Rejected as an expert in the areas where he has done outstanding work, he has become accepted as an expert in an area where he has no scholarly expertise.

*

Dr. Marc Bekoff, biology professor at the University of Colorado and one of the world’s leading experts in the canidae family (wolves, foxes, jackals, coyotes, dogs), says Masson shouldn’t be so down on himself.

“His dog emotion book is very valuable. It makes people think about things they wouldn’t ordinarily think about,” Bekoff says. “I have studied animals for 27 years. And his book even made me aware of some references I didn’t know about.”

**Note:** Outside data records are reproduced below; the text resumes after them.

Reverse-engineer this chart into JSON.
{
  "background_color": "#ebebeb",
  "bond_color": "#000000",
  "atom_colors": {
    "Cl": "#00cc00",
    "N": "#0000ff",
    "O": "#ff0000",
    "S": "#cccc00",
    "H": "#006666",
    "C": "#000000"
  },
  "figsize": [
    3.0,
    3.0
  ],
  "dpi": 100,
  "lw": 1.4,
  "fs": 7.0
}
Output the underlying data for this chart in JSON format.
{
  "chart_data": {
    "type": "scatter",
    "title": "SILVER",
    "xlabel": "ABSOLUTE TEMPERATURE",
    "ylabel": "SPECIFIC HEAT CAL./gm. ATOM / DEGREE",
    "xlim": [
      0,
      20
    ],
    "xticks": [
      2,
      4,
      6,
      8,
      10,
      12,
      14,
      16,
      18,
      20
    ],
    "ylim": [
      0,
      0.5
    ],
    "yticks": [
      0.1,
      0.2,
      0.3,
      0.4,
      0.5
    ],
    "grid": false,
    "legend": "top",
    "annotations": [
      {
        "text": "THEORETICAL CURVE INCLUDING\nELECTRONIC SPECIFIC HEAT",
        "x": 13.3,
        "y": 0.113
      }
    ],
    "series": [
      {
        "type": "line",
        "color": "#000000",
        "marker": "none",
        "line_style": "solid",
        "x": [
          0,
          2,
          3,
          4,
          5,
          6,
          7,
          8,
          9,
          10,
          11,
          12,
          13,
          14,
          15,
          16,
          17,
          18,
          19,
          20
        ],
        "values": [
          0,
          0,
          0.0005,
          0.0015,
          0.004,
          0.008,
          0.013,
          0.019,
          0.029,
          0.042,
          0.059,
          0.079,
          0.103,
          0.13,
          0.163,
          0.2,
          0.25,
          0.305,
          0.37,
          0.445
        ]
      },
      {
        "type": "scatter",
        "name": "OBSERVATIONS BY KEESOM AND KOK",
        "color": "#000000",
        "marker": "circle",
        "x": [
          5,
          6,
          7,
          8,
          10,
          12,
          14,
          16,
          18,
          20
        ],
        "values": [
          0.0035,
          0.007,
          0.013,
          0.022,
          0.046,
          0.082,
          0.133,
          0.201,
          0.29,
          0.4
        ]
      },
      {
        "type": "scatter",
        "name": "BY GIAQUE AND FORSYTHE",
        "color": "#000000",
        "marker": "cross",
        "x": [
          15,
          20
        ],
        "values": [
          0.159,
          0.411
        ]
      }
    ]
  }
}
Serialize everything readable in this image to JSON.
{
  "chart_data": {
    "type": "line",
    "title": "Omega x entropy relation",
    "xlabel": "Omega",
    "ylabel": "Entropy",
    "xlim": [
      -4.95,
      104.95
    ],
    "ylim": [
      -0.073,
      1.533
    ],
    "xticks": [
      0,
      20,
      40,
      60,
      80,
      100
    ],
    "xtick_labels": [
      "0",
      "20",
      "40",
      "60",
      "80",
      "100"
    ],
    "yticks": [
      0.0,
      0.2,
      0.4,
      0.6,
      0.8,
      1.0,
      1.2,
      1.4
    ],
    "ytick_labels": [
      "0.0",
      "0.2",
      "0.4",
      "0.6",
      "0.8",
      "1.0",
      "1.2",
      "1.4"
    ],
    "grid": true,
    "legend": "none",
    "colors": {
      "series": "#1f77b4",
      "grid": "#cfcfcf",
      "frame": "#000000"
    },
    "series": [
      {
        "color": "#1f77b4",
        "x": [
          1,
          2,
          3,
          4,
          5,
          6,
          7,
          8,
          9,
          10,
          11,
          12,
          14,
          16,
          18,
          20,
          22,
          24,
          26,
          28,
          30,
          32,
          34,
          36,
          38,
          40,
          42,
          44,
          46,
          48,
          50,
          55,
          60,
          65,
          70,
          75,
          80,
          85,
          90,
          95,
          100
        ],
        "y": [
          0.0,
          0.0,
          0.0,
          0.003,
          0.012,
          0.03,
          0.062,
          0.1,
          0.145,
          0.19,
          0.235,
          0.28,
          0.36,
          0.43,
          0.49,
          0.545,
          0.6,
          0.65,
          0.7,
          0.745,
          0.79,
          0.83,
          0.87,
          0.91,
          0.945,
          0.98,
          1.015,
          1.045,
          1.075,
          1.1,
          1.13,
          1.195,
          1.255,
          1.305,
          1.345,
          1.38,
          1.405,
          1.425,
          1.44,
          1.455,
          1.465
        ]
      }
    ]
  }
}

Bekoff, too, believes that animals have emotions. “They love, are happy, get jealous and sad. Too many scientists ignore animal emotions, because its more convenient to do horrible things to animals if you deny” that they have emotions.

Advertisement

“My colleagues are going to cringe when they read this, but I’m with Masson on this point. I do think dogs love. I think they forgive. I think they have this incredible generosity, and are right out there with their emotions.”

Masson may eventually be vindicated in other areas as well.

The cover story in this week’s issue of New York magazine implies that psychoanalysis may have “reached its final 50-minute hour” as “more and more New Yorkers shed their analysts’ couches. . . . Even Woody Allen doesn’t take it seriously anymore.”